20 April: how to be a good shepherd without really trying.

This was the way of it. As I walked down the steps from the City Library I noticed a boy of about 8 years old, in floods of tears, and the passers-by, if they saw him at all, studiously avoiding him. To some extent I could understand that, having been on the receiving end of malicious allegations from children just a couple of years older than he was; the feeling of jeopardy was most painful.

But this lad was in greater distress than that. He was near panic.

This was before mobile phones were universal! He had been in town with his grandmother and his sister, and had lost them. His parents were at work. We established that grandad was home, a bit too far for him to walk over there, the state he was in.

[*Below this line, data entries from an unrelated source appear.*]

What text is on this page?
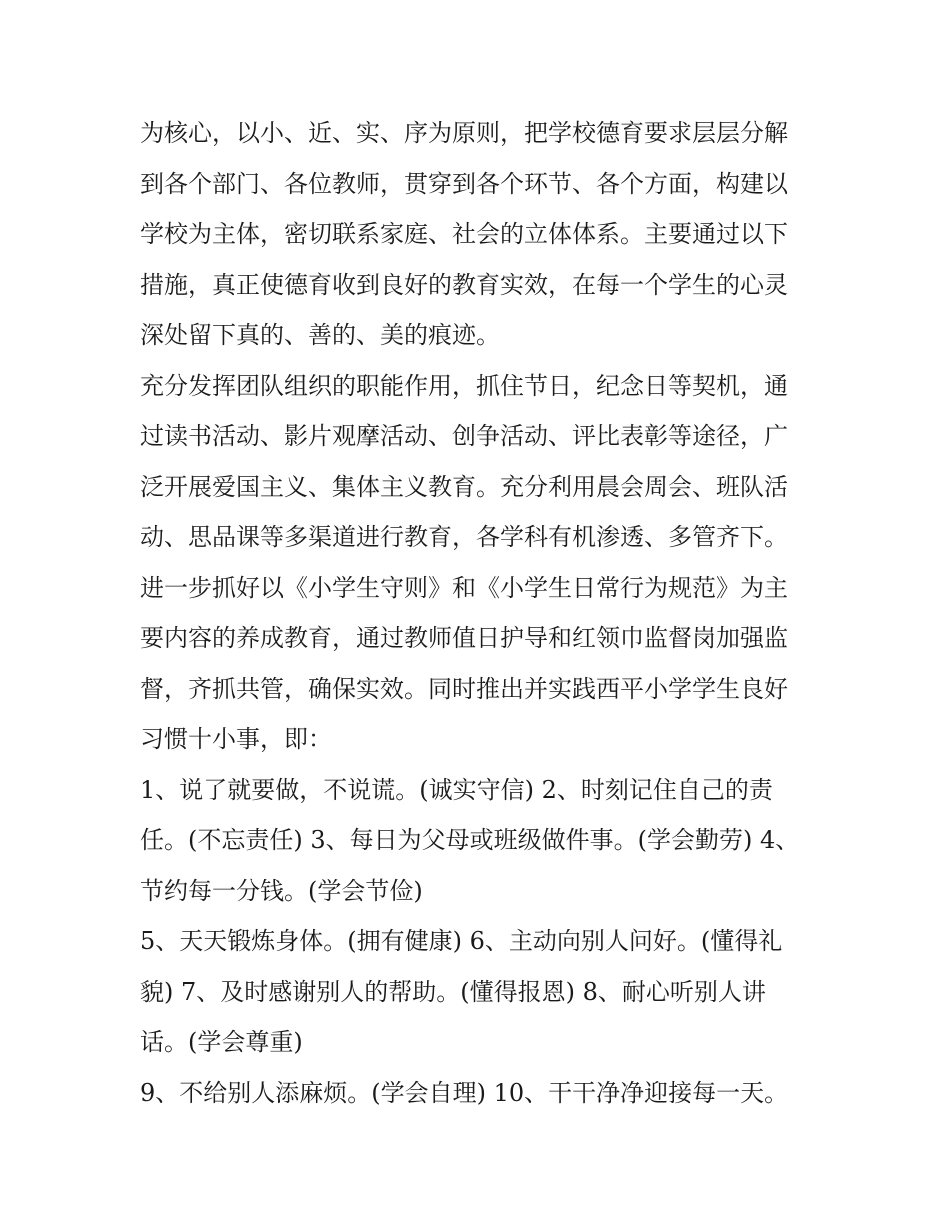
为核心，以小、近、实、序为原则，把学校德育要求层层分解
到各个部门、各位教师，贯穿到各个环节、各个方面，构建以
学校为主体，密切联系家庭、社会的立体体系。主要通过以下
措施，真正使德育收到良好的教育实效，在每一个学生的心灵
深处留下真的、善的、美的痕迹。

充分发挥团队组织的职能作用，抓住节日，纪念日等契机，通
过读书活动、影片观摩活动、创争活动、评比表彰等途径，广
泛开展爱国主义、集体主义教育。充分利用晨会周会、班队活
动、思品课等多渠道进行教育，各学科有机渗透、多管齐下。

进一步抓好以《小学生守则》和《小学生日常行为规范》为主
要内容的养成教育，通过教师值日护导和红领巾监督岗加强监
督，齐抓共管，确保实效。同时推出并实践西平小学学生良好
习惯十小事，即：

1、说了就要做，不说谎。(诚实守信) 2、时刻记住自己的责
任。(不忘责任) 3、每日为父母或班级做件事。(学会勤劳) 4、
节约每一分钱。(学会节俭)

5、天天锻炼身体。(拥有健康) 6、主动向别人问好。(懂得礼
貌) 7、及时感谢别人的帮助。(懂得报恩) 8、耐心听别人讲
话。(学会尊重)

9、不给别人添麻烦。(学会自理) 10、干干净净迎接每一天。
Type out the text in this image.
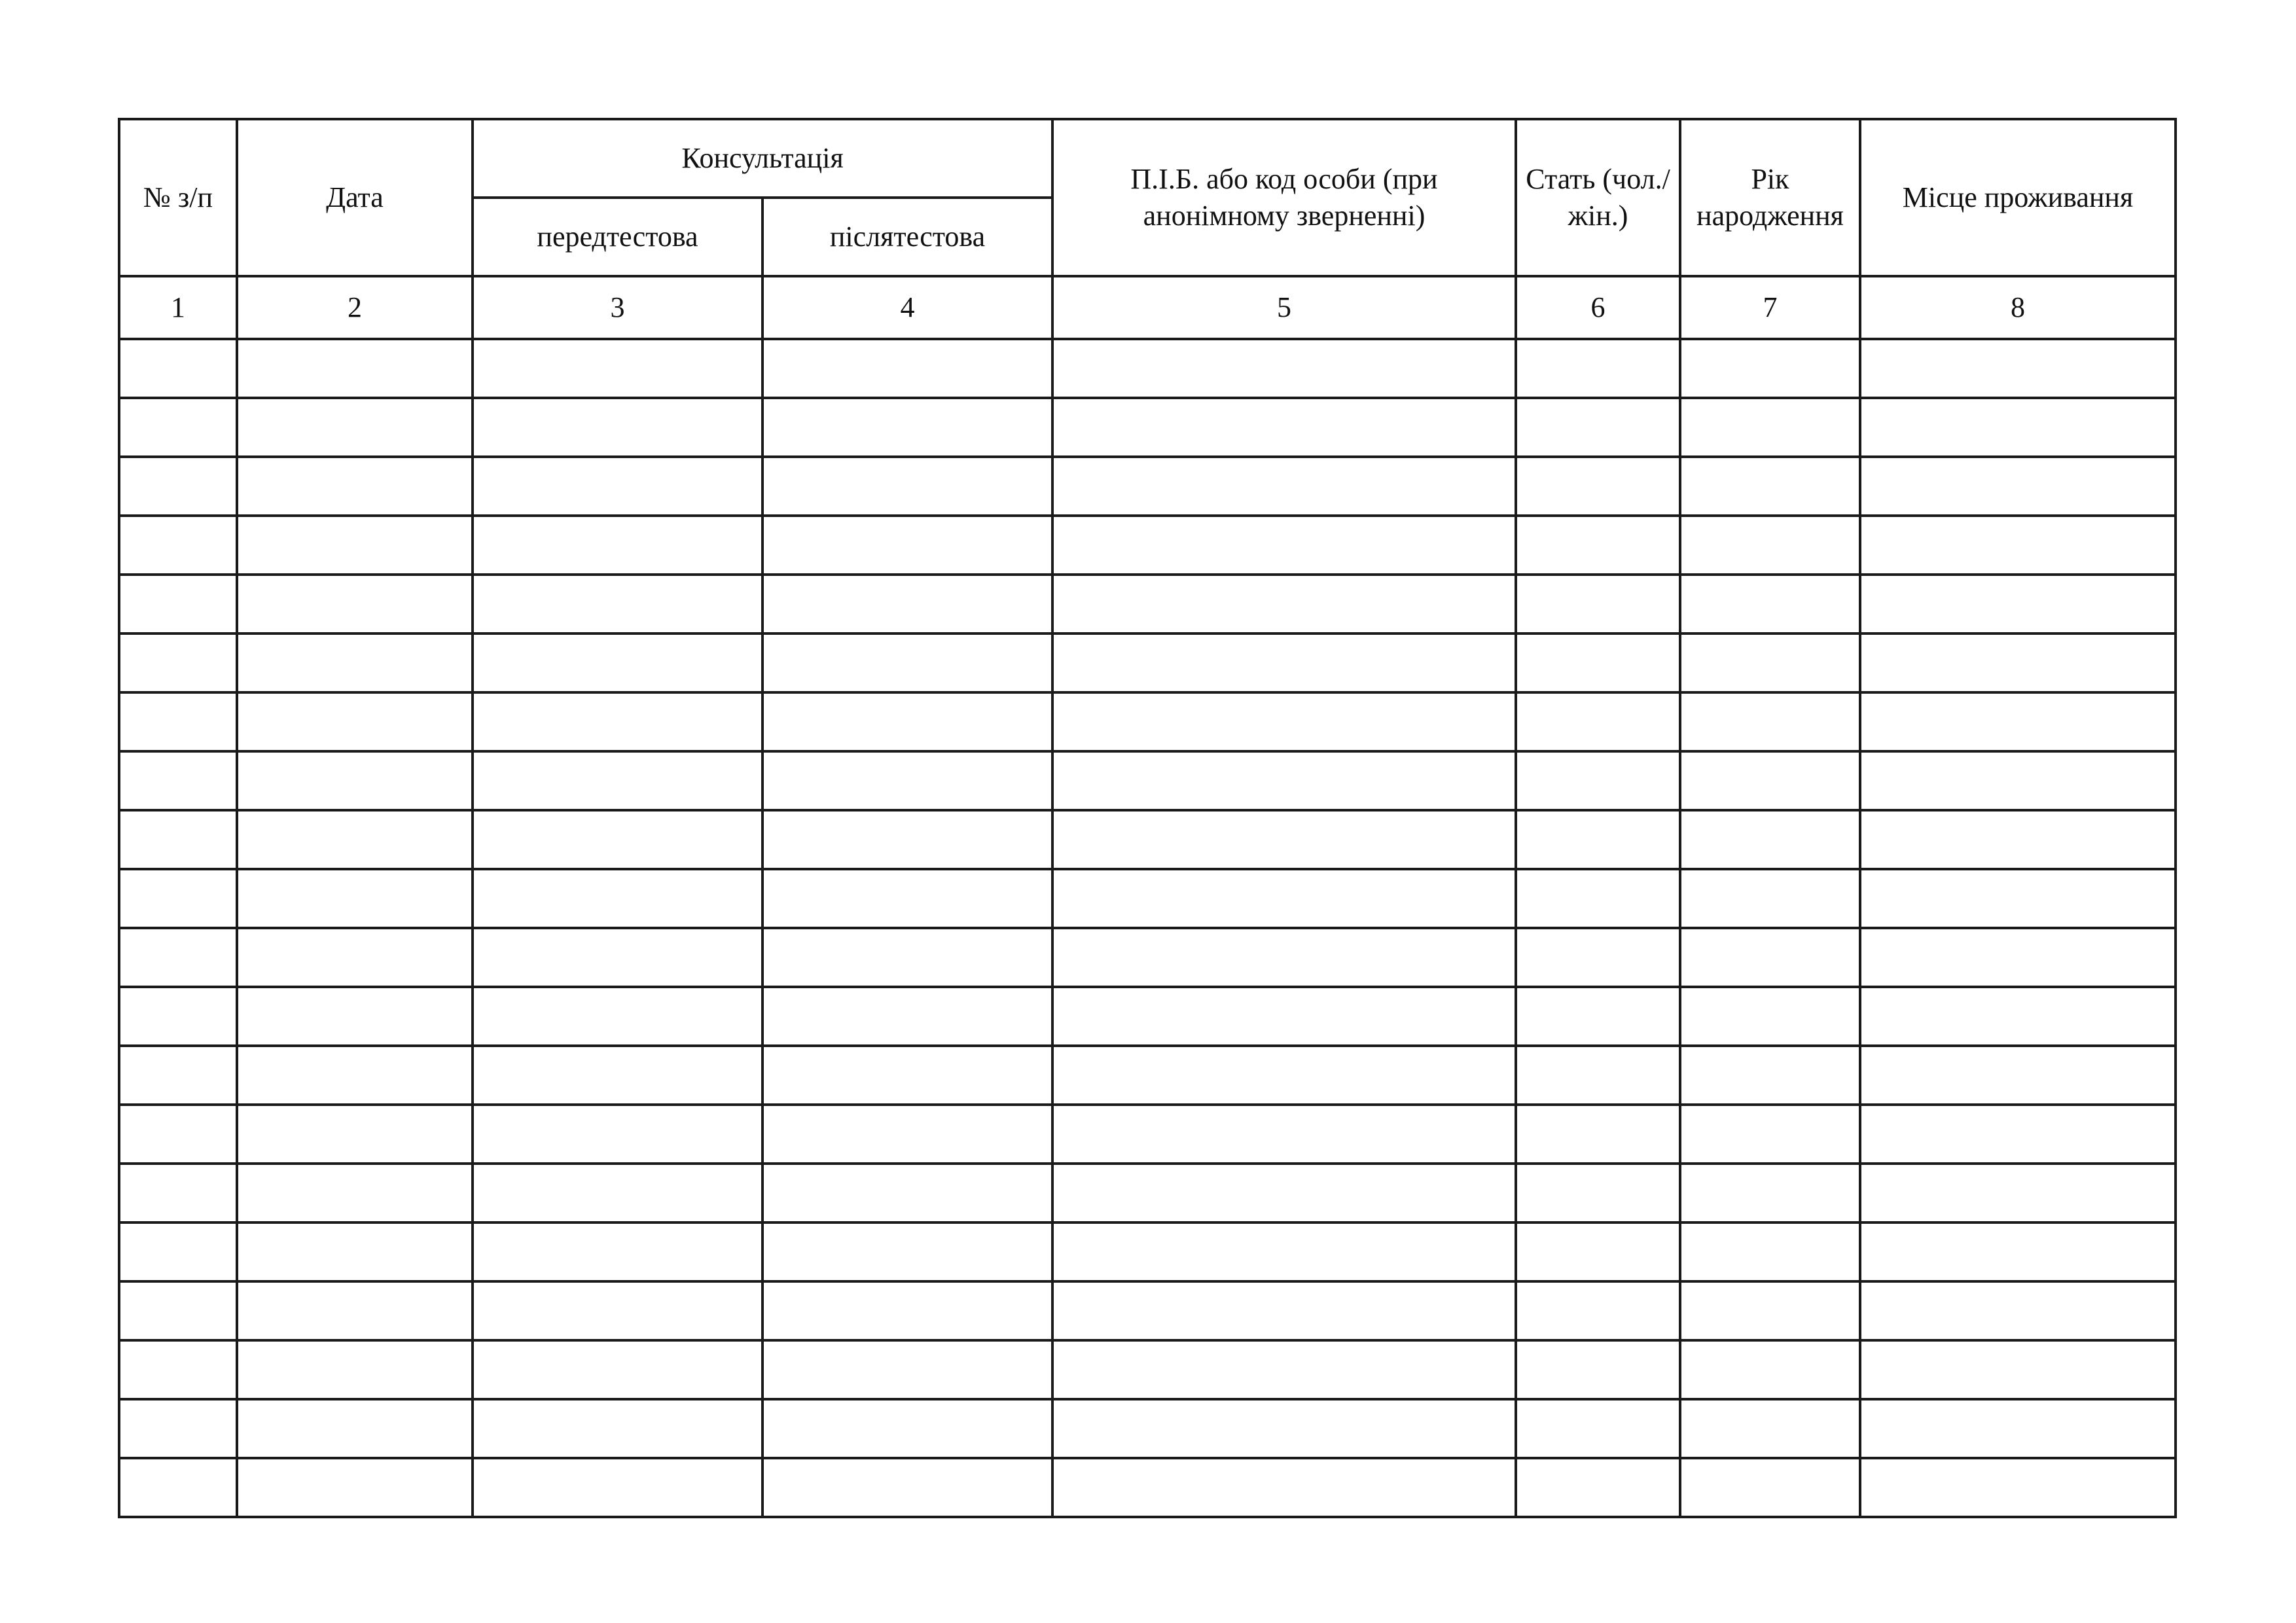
№ з/п	Дата	Консультація		П.І.Б. або код особи (при анонімному зверненні)	Стать (чол./жін.)	Рік народження	Місце проживання
		передтестова	післятестова				
1	2	3	4	5	6	7	8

Do you know their phone number? He did.

Could he use the phone box? He soon got the idea. Grandad was a calming influence. Granny had already spoken to him and was going to ring from the library when she got back there, the last place she’d seen him.

‘We’d better stay here.’ Not for long though. Big sister was ready to tear a strip off him, but granny gave him a big hug. And that was that.

Except that a fortnight later, he was going into the library as I was leaving, and we met at the old swing doors. He introduced his grateful mother and I was able to praise him for his part in his own rescue, when he rang Grandad and explained what had happened. The lost sheep back with the flock.

Tomorrow is Good Shepherd Sunday. Who knows when you might have to become a temporary good shepherd?